In light of the recent protests and statements in support of Black Lives Matter and other anti-racist organizing efforts, the College of Liberal Arts is highlighting how its courses incorporate issues related to Black Lives Matter. We will highlight one course each month.  You can view all of our courses here: https://cla.csulb.edu/black-lives-matter/

See the description below detailing how CLA faculty advance the anti-racist messaging of Black Lives Matter through assignments, readings, and pedagogical practices that affirm the lives, history, and culture of Black people across the globe. Descriptions fall into one of three categories—Long-Standing Practices, Recent Changes, and Future Plans—designed to demonstrate the ongoing nature of anti-racist efforts:

Instructor: Violet Gregory
Course: English 100B

I have always used readings that focus on the ways students of color move through the University, but this year I am working to better use my classroom as an ally to my community.

English 100B is a composition course, yet it also provides a space where all students can engage with texts, speeches, and other forms of art about people of color, by people of color. We investigate Malcom X’s journey to literacy, the rhetoric of Dr Martin Luther King’s speeches, and other works from the Black, Indigenous, and POC community.

Now, the connections between media, text, literature, and social justice are becoming more widely acknowledged. This interrelation between media and political change necessitates an understanding of intersectional identity. I work with my students to develop this nuanced view of race and identity in the U.S. while also improving their communication, and critical thinking skills.

During the scholar’s strike of Spring 2020 my students and I took the day to watch Baratunde Thurston’s 2009 TED talk “How to Deconstruct racism, one headline at a time.” Not only did this allow us to see and engage in complex conversations about race, racism, and the media; it also helped us create an understanding of systems of power embedded in language.

Thurston’s talk focuses on police brutality and the systematic disenfranchisement of the Black and POC communities at large. His research diagramed news headlines to parse the stories, and challenges us to look closely and power in these headlines in order to “change the action, which changes the story, which changes the system that allows those stories to happen.”
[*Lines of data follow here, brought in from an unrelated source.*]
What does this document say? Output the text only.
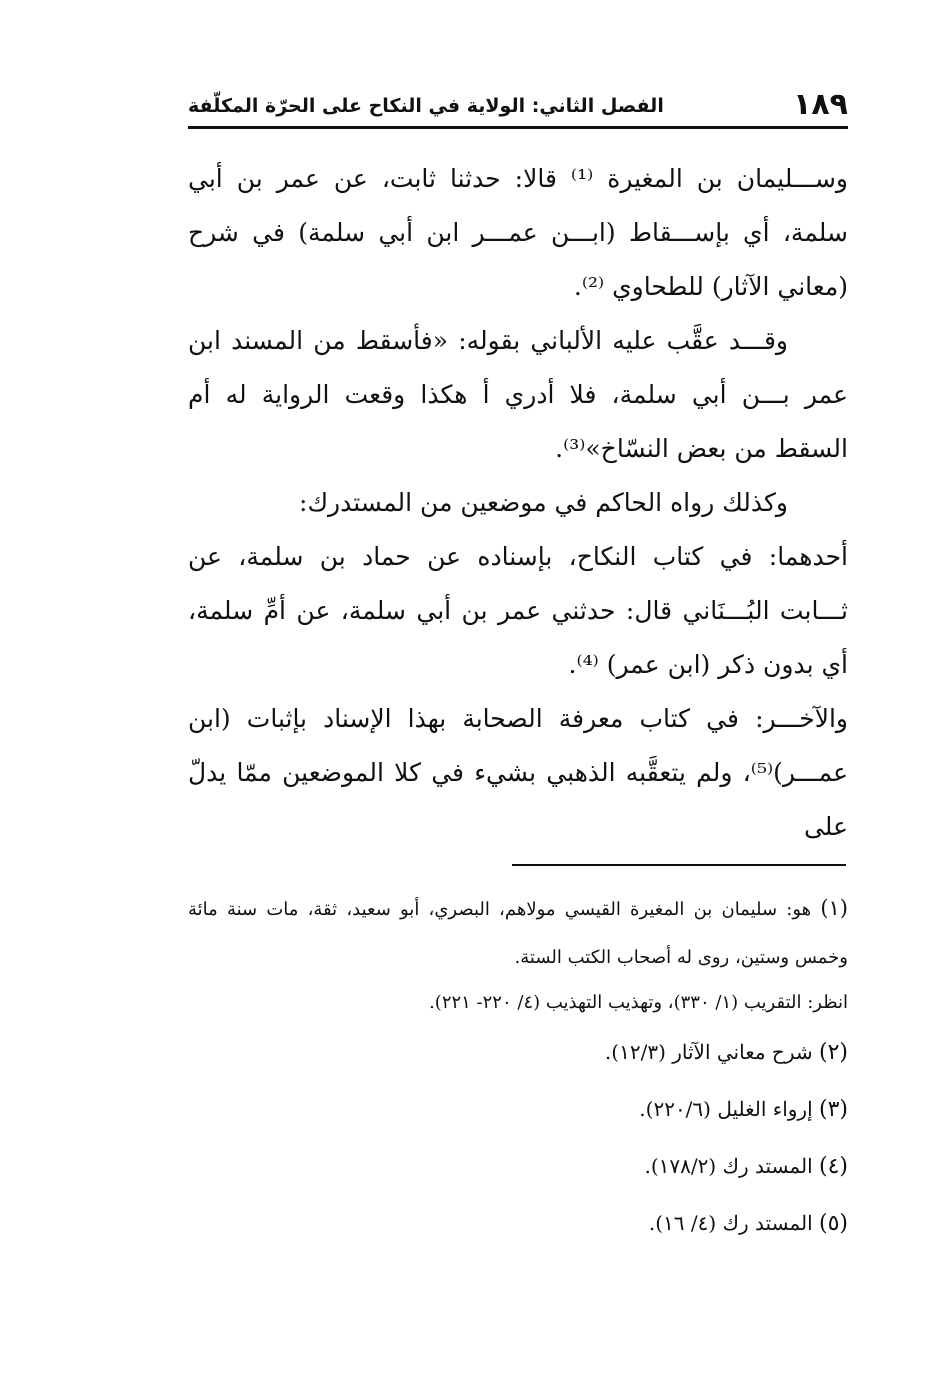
١٨٩
الفصل الثاني: الولاية في النكاح على الحرّة المكلّفة

وســـليمان بن المغيرة ⁽¹⁾ قالا: حدثنا ثابت، عن عمر بن أبي سلمة، أي بإســـقاط (ابـــن عمـــر ابن أبي سلمة) في شرح (معاني الآثار) للطحاوي ⁽²⁾.

وقـــد عقَّب عليه الألباني بقوله: «فأسقط من المسند ابن عمر بـــن أبي سلمة، فلا أدري أ هكذا وقعت الرواية له أم السقط من بعض النسّاخ»⁽³⁾.

وكذلك رواه الحاكم في موضعين من المستدرك:

أحدهما: في كتاب النكاح، بإسناده عن حماد بن سلمة، عن ثـــابت البُـــنَاني قال: حدثني عمر بن أبي سلمة، عن أمِّ سلمة، أي بدون ذكر (ابن عمر) ⁽⁴⁾.

والآخـــر: في كتاب معرفة الصحابة بهذا الإسناد بإثبات (ابن عمـــر)⁽⁵⁾، ولم يتعقَّبه الذهبي بشيء في كلا الموضعين ممّا يدلّ على

(١) هو: سليمان بن المغيرة القيسي مولاهم، البصري، أبو سعيد، ثقة، مات سنة مائة وخمس وستين، روى له أصحاب الكتب الستة.

انظر: التقريب (١/ ٣٣٠)، وتهذيب التهذيب (٤/ ٢٢٠- ٢٢١).

(٢) شرح معاني الآثار (١٢/٣).

(٣) إرواء الغليل (٢٢٠/٦).

(٤) المستد رك (١٧٨/٢).

(٥) المستد رك (٤/ ١٦).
We then used Thurston’s still-growing database at baratunde.com/livingwhileblack to find local headlines that demonstrate this power struggle. The class investigated the rhetoric within those new stories to see who had power/authority/agency, and who was being silenced/misrepresented in the media coverage.

Uncovering these “unseen” structures of power in language then led to a larger intersectional research project that explored the University system where students explored how issues or race, class, culture, language, tradition, and identity make each student’s experience unique on our campus.